Initially built with three runways, during the war two additional runways were added to accommodate the large number of landings and takeoffs. Aircraft assigned to the base were North American AT-6 Texans, Curtiss P-40 Warhawks, Republic P-47 Thunderbolts, and North American P-51 Mustangs. A series of curved roads on the east side of the parking ramp had dozens of buildings.
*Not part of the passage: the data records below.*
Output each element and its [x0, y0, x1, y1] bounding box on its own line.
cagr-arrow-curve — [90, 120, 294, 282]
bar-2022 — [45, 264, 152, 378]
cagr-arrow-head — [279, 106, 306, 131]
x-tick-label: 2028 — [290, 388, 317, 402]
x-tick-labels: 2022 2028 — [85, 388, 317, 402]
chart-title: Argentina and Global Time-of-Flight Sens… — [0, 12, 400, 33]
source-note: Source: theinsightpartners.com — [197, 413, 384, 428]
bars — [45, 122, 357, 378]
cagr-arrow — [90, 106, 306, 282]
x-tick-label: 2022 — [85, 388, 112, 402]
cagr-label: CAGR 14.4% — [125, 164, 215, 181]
After the war ended, the training school was inactivated and the facility was closed in November 1945.

===Civil use===

After the war ended, the airfield was transferred to civil control and was known as Matagorda Peninsula Airport.

In the late 1940s, the National Advisory Committee for Aeronautics considered Matagorda Island as a rocket launch site, however Cape Canaveral, Florida was chosen instead.

In the 1980s, a private firm, Space Services, Inc. of America (SSIA), established a rocket launch facility on the island for commercial rockets with the airport, known as Pierce Field, providing aircraft access. They Intended to launch and operate the Percheron rocket out of the airfield, but were later told off by the locals, and moved 34 miles to the very southern end of Matagorda Island to the former Star Brand Ranch of early investor, Toddie Lee Wynne.